Even though Norris’ pitch count was sky high, the White Sox failed to knock him out of the game. That allowed the Tigers to rally back against Anthony Ranaudo, Matt Albers and Jacob Turner.

“They seem to add on,” Ventura said. “They don’t stop adding on that extra run. A guy on third with less than two outs, they’re able to get it in. That’s been an Achilles heel for us.”

It’s also been a source of frustration, Eaton said. The White Sox look around the room and feel like they have a talented group, especially now with Justin Morneau solidifying the middle. But once again, that group didn’t keep their foot on the pedal and paid the price.

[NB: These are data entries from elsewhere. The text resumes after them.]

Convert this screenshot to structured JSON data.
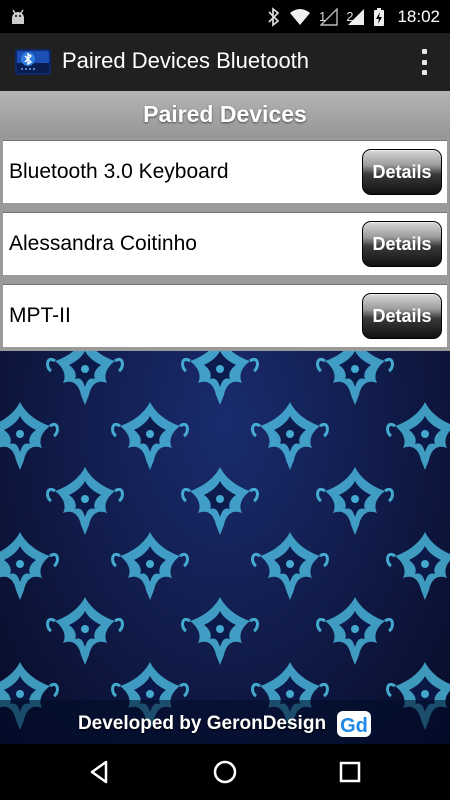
{
  "status_bar": {
    "sim1_label": "1",
    "sim2_label": "2",
    "time": "18:02",
    "icons": [
      "android-debug-icon",
      "bluetooth-icon",
      "wifi-icon",
      "signal-icon",
      "battery-charging-icon"
    ]
  },
  "app_bar": {
    "title": "Paired Devices Bluetooth",
    "icon": "app-bluetooth-icon",
    "menu_icon": "overflow-menu-icon"
  },
  "section": {
    "title": "Paired Devices"
  },
  "devices": [
    {
      "name": "Bluetooth 3.0 Keyboard",
      "button_label": "Details"
    },
    {
      "name": "Alessandra Coitinho",
      "button_label": "Details"
    },
    {
      "name": "MPT-II",
      "button_label": "Details"
    }
  ],
  "footer": {
    "text": "Developed by GeronDesign",
    "logo_text": "Gd"
  },
  "nav": {
    "back_icon": "back-icon",
    "home_icon": "home-icon",
    "recents_icon": "recents-icon"
  },
  "colors": {
    "action_bar": "#202020",
    "header_strip": "#a5a5a5",
    "background_dark": "#0a1135",
    "pattern_cyan": "#4fc3e8",
    "logo_blue": "#1e88e5"
  }
}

“They just continue to plug away,” Eaton said. “Their offense is good enough to come back from any deficit. Hats off to them, but we’ve got to keep adding on. We got on Norris early and got his pitch count up, but we’ve got to keep knocking on the door. We didn’t keep on it enough and knock him out real early.

“Top to bottom I think we have a pretty good lineup. It is frustrating when you don’t get that big hit and vice versa for the big pitch.”